Department of Anatomy and Cell Biology, Schulich School of Medicine and Dentistry, The University of Western Ontario, London, ON, Canada.
Department of Physiology and Pharmacology, Schulich School of Medicine and Dentistry, The University of Western Ontario, London, ON, Canada.
Alcohol Clin Exp Res. 2021 Jul;45(7):1383-1397. doi: 10.1111/acer.14631. Epub 2021 Jun 4.
Prenatal alcohol exposure (PAE) can result in developmental defects that include growth restriction, craniofacial anomalies, and cognitive behavioral deficits, though the presence and severity of these adverse outcomes can vary dramatically among exposed individuals. Preclinical animal models have demonstrated that the dose and timing of PAE account for much, but not all, of this phenotypic variation, suggesting that additional factors mitigate the effects of PAE. Here, we used a mouse model to investigate whether maternal age modulates the effects of PAE on the severity and variation in offspring growth and craniofacial outcomes.
Nulliparous C57BL/6N dams received either an intraperitoneal injection of ethanol (EtOH) or vehicle solution on gestational day 7.5. Dams were divided into four groups: (1) EtOH-treated young dams (6 to 10 weeks); (2) control young dams; (3) EtOH-treated old dams (6 to 7 months); and (4) old control dams. Neonate offspring growth restriction was measured through body mass and organ-to-body mass ratios, while skeletal craniofacial features were imaged using micro-CT and analyzed for size, shape, and variation.
PAE and advanced maternal age each increased the risk of low birthweight and growth restriction in offspring, but these factors in combination changed the nature of the growth restriction. Similarly, both PAE and advanced maternal age individually caused changes to craniofacial morphology such as smaller skull size, dysmorphic skull shape, and greater skull shape variation and asymmetry. Interestingly, while the combination of PAE and advanced maternal age did not affect mean skull shape or size, it significantly increased the variation and asymmetry of those measures.
Our results indicate that maternal age modulates the effects of PAE, but that the effects of this combination on offspring outcomes are more complex than simply scaling the effects of either factor.

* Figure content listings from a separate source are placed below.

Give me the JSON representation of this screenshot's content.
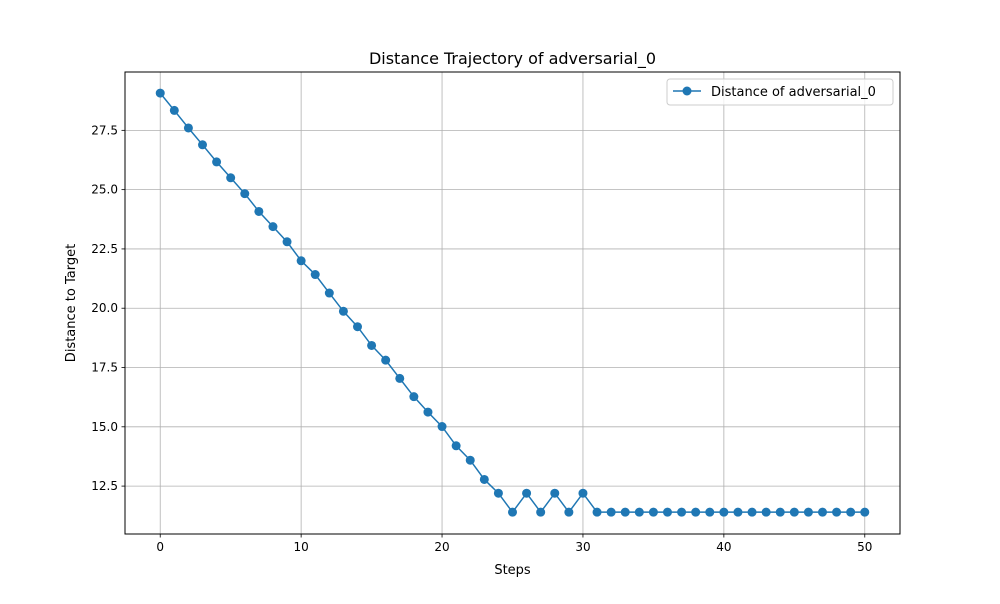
{
  "chart_data": {
    "type": "line",
    "title": "Distance Trajectory of adversarial_0",
    "xlabel": "Steps",
    "ylabel": "Distance to Target",
    "xlim": [
      -2.5,
      52.5
    ],
    "ylim": [
      10.48,
      29.96
    ],
    "xticks": [
      0,
      10,
      20,
      30,
      40,
      50
    ],
    "xtick_labels": [
      "0",
      "10",
      "20",
      "30",
      "40",
      "50"
    ],
    "yticks": [
      12.5,
      15.0,
      17.5,
      20.0,
      22.5,
      25.0,
      27.5
    ],
    "ytick_labels": [
      "12.5",
      "15.0",
      "17.5",
      "20.0",
      "22.5",
      "25.0",
      "27.5"
    ],
    "grid": true,
    "legend_position": "top-right",
    "series": [
      {
        "name": "Distance of adversarial_0",
        "color": "#1f77b4",
        "marker": "circle",
        "x": [
          0,
          1,
          2,
          3,
          4,
          5,
          6,
          7,
          8,
          9,
          10,
          11,
          12,
          13,
          14,
          15,
          16,
          17,
          18,
          19,
          20,
          21,
          22,
          23,
          24,
          25,
          26,
          27,
          28,
          29,
          30,
          31,
          32,
          33,
          34,
          35,
          36,
          37,
          38,
          39,
          40,
          41,
          42,
          43,
          44,
          45,
          46,
          47,
          48,
          49,
          50
        ],
        "y": [
          29.07,
          28.34,
          27.6,
          26.89,
          26.17,
          25.5,
          24.83,
          24.08,
          23.44,
          22.8,
          22.0,
          21.42,
          20.64,
          19.87,
          19.22,
          18.43,
          17.81,
          17.04,
          16.27,
          15.62,
          15.01,
          14.2,
          13.59,
          12.78,
          12.2,
          11.4,
          12.2,
          11.4,
          12.2,
          11.4,
          12.2,
          11.4,
          11.4,
          11.4,
          11.4,
          11.4,
          11.4,
          11.4,
          11.4,
          11.4,
          11.4,
          11.4,
          11.4,
          11.4,
          11.4,
          11.4,
          11.4,
          11.4,
          11.4,
          11.4,
          11.4
        ]
      }
    ]
  }
}
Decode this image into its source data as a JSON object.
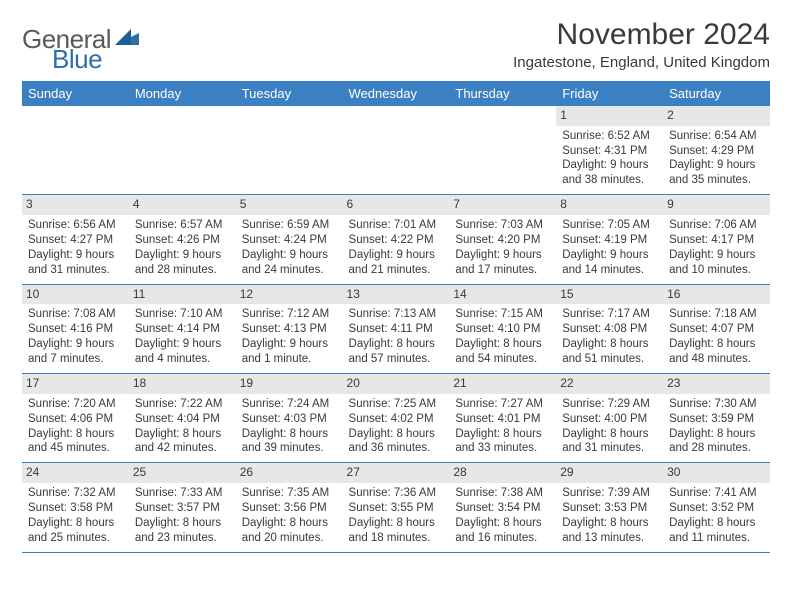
{
  "logo": {
    "word1": "General",
    "word2": "Blue"
  },
  "title": "November 2024",
  "location": "Ingatestone, England, United Kingdom",
  "colors": {
    "header_bg": "#3a80c3",
    "header_text": "#ffffff",
    "daynum_bg": "#e7e7e7",
    "border": "#3a80c3",
    "body_text": "#3a3a3a",
    "logo_gray": "#5a5a5a",
    "logo_blue": "#2f6fa8"
  },
  "weekdays": [
    "Sunday",
    "Monday",
    "Tuesday",
    "Wednesday",
    "Thursday",
    "Friday",
    "Saturday"
  ],
  "weeks": [
    [
      {
        "n": "",
        "sr": "",
        "ss": "",
        "dl": ""
      },
      {
        "n": "",
        "sr": "",
        "ss": "",
        "dl": ""
      },
      {
        "n": "",
        "sr": "",
        "ss": "",
        "dl": ""
      },
      {
        "n": "",
        "sr": "",
        "ss": "",
        "dl": ""
      },
      {
        "n": "",
        "sr": "",
        "ss": "",
        "dl": ""
      },
      {
        "n": "1",
        "sr": "Sunrise: 6:52 AM",
        "ss": "Sunset: 4:31 PM",
        "dl": "Daylight: 9 hours and 38 minutes."
      },
      {
        "n": "2",
        "sr": "Sunrise: 6:54 AM",
        "ss": "Sunset: 4:29 PM",
        "dl": "Daylight: 9 hours and 35 minutes."
      }
    ],
    [
      {
        "n": "3",
        "sr": "Sunrise: 6:56 AM",
        "ss": "Sunset: 4:27 PM",
        "dl": "Daylight: 9 hours and 31 minutes."
      },
      {
        "n": "4",
        "sr": "Sunrise: 6:57 AM",
        "ss": "Sunset: 4:26 PM",
        "dl": "Daylight: 9 hours and 28 minutes."
      },
      {
        "n": "5",
        "sr": "Sunrise: 6:59 AM",
        "ss": "Sunset: 4:24 PM",
        "dl": "Daylight: 9 hours and 24 minutes."
      },
      {
        "n": "6",
        "sr": "Sunrise: 7:01 AM",
        "ss": "Sunset: 4:22 PM",
        "dl": "Daylight: 9 hours and 21 minutes."
      },
      {
        "n": "7",
        "sr": "Sunrise: 7:03 AM",
        "ss": "Sunset: 4:20 PM",
        "dl": "Daylight: 9 hours and 17 minutes."
      },
      {
        "n": "8",
        "sr": "Sunrise: 7:05 AM",
        "ss": "Sunset: 4:19 PM",
        "dl": "Daylight: 9 hours and 14 minutes."
      },
      {
        "n": "9",
        "sr": "Sunrise: 7:06 AM",
        "ss": "Sunset: 4:17 PM",
        "dl": "Daylight: 9 hours and 10 minutes."
      }
    ],
    [
      {
        "n": "10",
        "sr": "Sunrise: 7:08 AM",
        "ss": "Sunset: 4:16 PM",
        "dl": "Daylight: 9 hours and 7 minutes."
      },
      {
        "n": "11",
        "sr": "Sunrise: 7:10 AM",
        "ss": "Sunset: 4:14 PM",
        "dl": "Daylight: 9 hours and 4 minutes."
      },
      {
        "n": "12",
        "sr": "Sunrise: 7:12 AM",
        "ss": "Sunset: 4:13 PM",
        "dl": "Daylight: 9 hours and 1 minute."
      },
      {
        "n": "13",
        "sr": "Sunrise: 7:13 AM",
        "ss": "Sunset: 4:11 PM",
        "dl": "Daylight: 8 hours and 57 minutes."
      },
      {
        "n": "14",
        "sr": "Sunrise: 7:15 AM",
        "ss": "Sunset: 4:10 PM",
        "dl": "Daylight: 8 hours and 54 minutes."
      },
      {
        "n": "15",
        "sr": "Sunrise: 7:17 AM",
        "ss": "Sunset: 4:08 PM",
        "dl": "Daylight: 8 hours and 51 minutes."
      },
      {
        "n": "16",
        "sr": "Sunrise: 7:18 AM",
        "ss": "Sunset: 4:07 PM",
        "dl": "Daylight: 8 hours and 48 minutes."
      }
    ],
    [
      {
        "n": "17",
        "sr": "Sunrise: 7:20 AM",
        "ss": "Sunset: 4:06 PM",
        "dl": "Daylight: 8 hours and 45 minutes."
      },
      {
        "n": "18",
        "sr": "Sunrise: 7:22 AM",
        "ss": "Sunset: 4:04 PM",
        "dl": "Daylight: 8 hours and 42 minutes."
      },
      {
        "n": "19",
        "sr": "Sunrise: 7:24 AM",
        "ss": "Sunset: 4:03 PM",
        "dl": "Daylight: 8 hours and 39 minutes."
      },
      {
        "n": "20",
        "sr": "Sunrise: 7:25 AM",
        "ss": "Sunset: 4:02 PM",
        "dl": "Daylight: 8 hours and 36 minutes."
      },
      {
        "n": "21",
        "sr": "Sunrise: 7:27 AM",
        "ss": "Sunset: 4:01 PM",
        "dl": "Daylight: 8 hours and 33 minutes."
      },
      {
        "n": "22",
        "sr": "Sunrise: 7:29 AM",
        "ss": "Sunset: 4:00 PM",
        "dl": "Daylight: 8 hours and 31 minutes."
      },
      {
        "n": "23",
        "sr": "Sunrise: 7:30 AM",
        "ss": "Sunset: 3:59 PM",
        "dl": "Daylight: 8 hours and 28 minutes."
      }
    ],
    [
      {
        "n": "24",
        "sr": "Sunrise: 7:32 AM",
        "ss": "Sunset: 3:58 PM",
        "dl": "Daylight: 8 hours and 25 minutes."
      },
      {
        "n": "25",
        "sr": "Sunrise: 7:33 AM",
        "ss": "Sunset: 3:57 PM",
        "dl": "Daylight: 8 hours and 23 minutes."
      },
      {
        "n": "26",
        "sr": "Sunrise: 7:35 AM",
        "ss": "Sunset: 3:56 PM",
        "dl": "Daylight: 8 hours and 20 minutes."
      },
      {
        "n": "27",
        "sr": "Sunrise: 7:36 AM",
        "ss": "Sunset: 3:55 PM",
        "dl": "Daylight: 8 hours and 18 minutes."
      },
      {
        "n": "28",
        "sr": "Sunrise: 7:38 AM",
        "ss": "Sunset: 3:54 PM",
        "dl": "Daylight: 8 hours and 16 minutes."
      },
      {
        "n": "29",
        "sr": "Sunrise: 7:39 AM",
        "ss": "Sunset: 3:53 PM",
        "dl": "Daylight: 8 hours and 13 minutes."
      },
      {
        "n": "30",
        "sr": "Sunrise: 7:41 AM",
        "ss": "Sunset: 3:52 PM",
        "dl": "Daylight: 8 hours and 11 minutes."
      }
    ]
  ]
}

产前酒精暴露 (PAE) 可导致发育缺陷,包括生长受限、颅面异常和认知行为缺陷,尽管暴露个体中这些不良后果的存在和严重程度可能有很大差异。临床前动物模型表明,PAE 的剂量和时间对这种表型变异有很大影响,但并非全部,这表明其他因素减轻了 PAE 的影响。在这里,我们使用小鼠模型来研究母体年龄是否调节 PAE 对后代生长和颅面结局严重程度和变异性的影响。
初产 C57BL/6N 母鼠在妊娠第 7.5 天接受腹腔内注射乙醇 (EtOH) 或载体溶液。将母鼠分为四组:(1)EtOH 处理的年轻母鼠(6-10 周);(2)对照年轻母鼠;(3)EtOH 处理的老年母鼠(6-7 个月);和(4)老年对照母鼠。通过体重和器官与体重比来测量新生仔鼠生长受限,而骨骼颅面特征则使用 micro-CT 成像,并分析大小、形状和变异性。
PAE 和母鼠高龄都增加了后代低出生体重和生长受限的风险,但这些因素的组合改变了生长受限的性质。同样,PAE 和母鼠高龄单独都会导致颅面形态发生变化,例如颅骨尺寸减小、颅骨形状畸形以及颅骨形状变化和不对称性增加。有趣的是,虽然 PAE 和母鼠高龄的组合对平均颅骨形状或大小没有影响,但它显著增加了这些指标的变异性和不对称性。
我们的结果表明,母体年龄调节 PAE 的影响,但这种组合对后代结局的影响比简单地放大任何因素的影响更为复杂。